Non Qualified Stock Options (NQSOs)
With NQSOs, your employer grants you stock options on a specific date and you will not be able to exercise (purchase) the stock until the end of the "vesting period." Once your options are vested, you have the right to exercise the stock at a fixed price (the "strike price") set when you were granted the options. You're subject to ordinary income and FICA taxes on the difference between the market price and the “strike price when you exercise.
Current Shares
Navigate to to My Plan > Accounts and Assets
Add an Investment account.
Make sure to create a specific label such as "Ace Employee NQSO" so you can distinguish it from your 401(k).
Select the Capital Gains tax treatment (when you sell shares, gains/losses are taxed as capital gains.)
Enter the cost basis and update manually as needed.
Since NQSOs are invested in your company stock, you can set your rate of return on either:
An assumed equity return rate, or
Actual performance of your company’s stock (update periodically).
Future Shares
Navigate to to My Plan > Income
Add a job and give the job a descriptive name, “ACE Employee,” for example.

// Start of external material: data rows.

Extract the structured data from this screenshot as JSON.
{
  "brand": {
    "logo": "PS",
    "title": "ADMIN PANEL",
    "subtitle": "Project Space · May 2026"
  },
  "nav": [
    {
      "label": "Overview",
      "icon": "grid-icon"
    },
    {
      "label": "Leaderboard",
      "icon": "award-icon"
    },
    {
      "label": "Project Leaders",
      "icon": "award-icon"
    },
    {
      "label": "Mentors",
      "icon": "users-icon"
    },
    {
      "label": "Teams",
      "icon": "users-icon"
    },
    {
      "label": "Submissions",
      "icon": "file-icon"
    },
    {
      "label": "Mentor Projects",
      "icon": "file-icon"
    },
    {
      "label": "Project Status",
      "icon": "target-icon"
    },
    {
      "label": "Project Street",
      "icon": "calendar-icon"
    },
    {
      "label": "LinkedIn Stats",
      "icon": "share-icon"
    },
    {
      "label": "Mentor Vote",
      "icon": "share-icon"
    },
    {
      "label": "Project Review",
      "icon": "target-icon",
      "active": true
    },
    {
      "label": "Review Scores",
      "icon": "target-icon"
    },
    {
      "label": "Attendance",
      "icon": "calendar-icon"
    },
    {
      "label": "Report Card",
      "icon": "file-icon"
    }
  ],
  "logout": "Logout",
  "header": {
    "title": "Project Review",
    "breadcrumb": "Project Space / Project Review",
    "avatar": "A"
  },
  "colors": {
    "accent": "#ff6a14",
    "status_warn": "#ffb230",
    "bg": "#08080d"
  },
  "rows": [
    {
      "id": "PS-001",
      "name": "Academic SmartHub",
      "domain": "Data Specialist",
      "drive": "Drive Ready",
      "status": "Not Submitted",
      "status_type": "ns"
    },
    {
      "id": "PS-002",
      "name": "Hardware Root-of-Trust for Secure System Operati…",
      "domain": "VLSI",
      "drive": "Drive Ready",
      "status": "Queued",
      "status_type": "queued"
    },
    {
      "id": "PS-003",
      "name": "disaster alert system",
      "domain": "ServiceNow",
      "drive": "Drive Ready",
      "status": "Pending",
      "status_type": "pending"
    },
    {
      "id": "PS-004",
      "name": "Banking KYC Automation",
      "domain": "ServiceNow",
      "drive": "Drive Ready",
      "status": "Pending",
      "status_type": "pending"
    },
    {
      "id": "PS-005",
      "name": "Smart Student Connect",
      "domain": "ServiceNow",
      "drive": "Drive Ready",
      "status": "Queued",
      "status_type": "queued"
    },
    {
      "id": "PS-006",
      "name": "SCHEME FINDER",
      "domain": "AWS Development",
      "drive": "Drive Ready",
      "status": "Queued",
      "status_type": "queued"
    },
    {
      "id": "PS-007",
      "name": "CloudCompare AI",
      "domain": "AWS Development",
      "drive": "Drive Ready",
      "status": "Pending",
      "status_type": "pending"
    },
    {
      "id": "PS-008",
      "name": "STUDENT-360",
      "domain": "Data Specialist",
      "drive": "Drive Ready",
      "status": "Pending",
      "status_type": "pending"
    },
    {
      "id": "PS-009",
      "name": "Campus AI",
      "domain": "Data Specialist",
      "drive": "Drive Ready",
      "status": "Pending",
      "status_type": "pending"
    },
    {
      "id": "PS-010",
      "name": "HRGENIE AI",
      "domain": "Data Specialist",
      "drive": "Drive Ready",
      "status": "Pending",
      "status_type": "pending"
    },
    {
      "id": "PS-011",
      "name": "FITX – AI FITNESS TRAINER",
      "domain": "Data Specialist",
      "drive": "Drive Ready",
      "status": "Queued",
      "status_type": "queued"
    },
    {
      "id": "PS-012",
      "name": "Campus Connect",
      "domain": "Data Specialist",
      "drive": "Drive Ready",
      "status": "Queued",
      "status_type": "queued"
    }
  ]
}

Add an income stream to represent the gross income from the NQSOs on the exercise date by selecting the same start and stop dates.
Add a contribution for the the net value you compute for the NQSOs.
Future Sales
Navigate to to My Plan > Money Flows
With NQSOs, you'll be subject to capital gains tax on any increase in value you realize when you ultimately sell the shares. To model the sale of the stock at a later date, enter a transfer from the "Ace Employee NQSO" to an after tax savings account with an Ordinary Income tax treatment on the date you plan to sell the stock. This transaction will incur long term Capital Gains tax but further withdrawals from the savings account will not.
There is a small amount of ordinary income tax that isn’t accounted for with this method, but this is the closest method currently available.